Honovi scrambled to obey, knowing his pistol would be useless against the clockwork cats. It did well enough against Daijalan soldiers, a bullet finding a home inside one man’s face when he lifted his head over the hood of a motor carriage. Honovi shoved aside the queasiness of the kill in favor of sticking close to Ksenia. The wardens had the area partially surrounded, and while the half dozen clockwork cats left were a problem, the biggest threat was a Blade.
She moved with the speed of someone well trained, dark hair twisted into a knot at the back of her head, teeth bared in a warning snarl. The Blade had a pistol in hand and was firing rapidly, forcing the wardens to take cover. The clockwork cats prowled the immediate area, darting between Daijalan soldiers to attack the wardens. In the mayhem that followed, one warden went down screaming with metal teeth in their forearm. Another took a swing with their battle axe at the clockwork cat coming for them and took several bullets to the chest.
Then the Blade unhooked something from her belt, ripped a pin out with her teeth, and tossed it into the middle of the street.
“Take cover!” Ksenia yelled.
Honovi dove behind a motor carriage, barely getting down in time before the grenade went off. His ears rang horrendously in the aftermath, and he frantically looked around for Ksenia. He saw her crouched on one knee, the grenade launcher braced against her shoulder and aimed at the rooftops, but she didn’t pull the trigger. Honovi followed her aim and saw the Blade flinging herself onto the roof of the nearest building, having scaled it while everyone had tried to escape the explosion.
The blast had ripped apart two of the clockwork cats. The remaining four were still a problem, and it took precious long minutes for the wardens to neutralize the damned things while keeping the remaining Daijalan soldiers pinned down.
The firefight ended when the last Daijalan was taken out and the clockwork cats were ripped to pieces.
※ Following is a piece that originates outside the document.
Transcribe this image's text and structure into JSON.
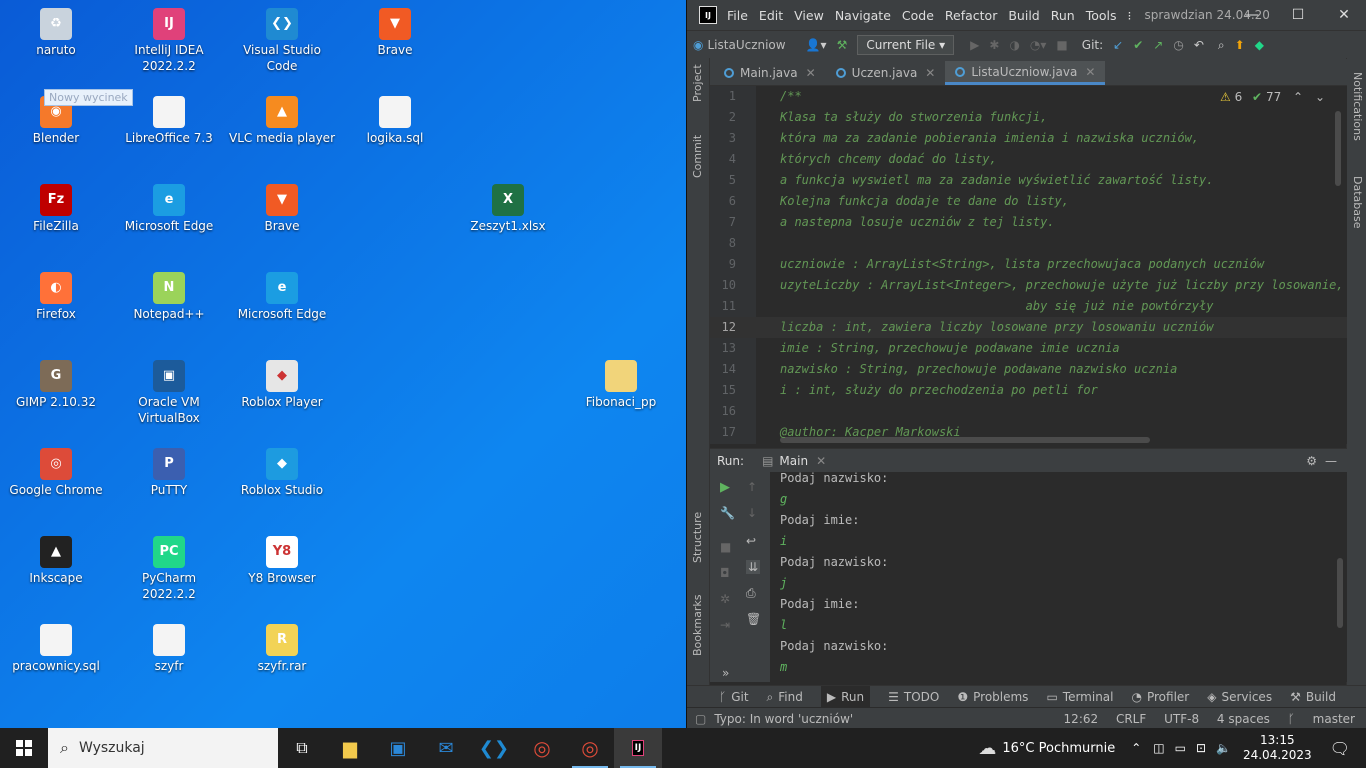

Not all of the wardens got to their feet, and while some went to tend to their fallen brethren, the others approached the motor carriage barricade and started methodically ensuring the Daijalan soldiers were dead with brutal efficiency.
The smell of cordite and blood hung heavy on the air as the remaining wardens pressed forward, clearing the area. Honovi followed Ksenia, eyes darting from side to side as he searched for any sign of Blaine.
A flurry of movement around a motor carriage in the center of the barricade had him rushing forward, nearly stumbling over a body or two in his haste. The wardens had surrounded the vehicle in question, weapons drawn on a man illuminated by someone’s handheld gaslight.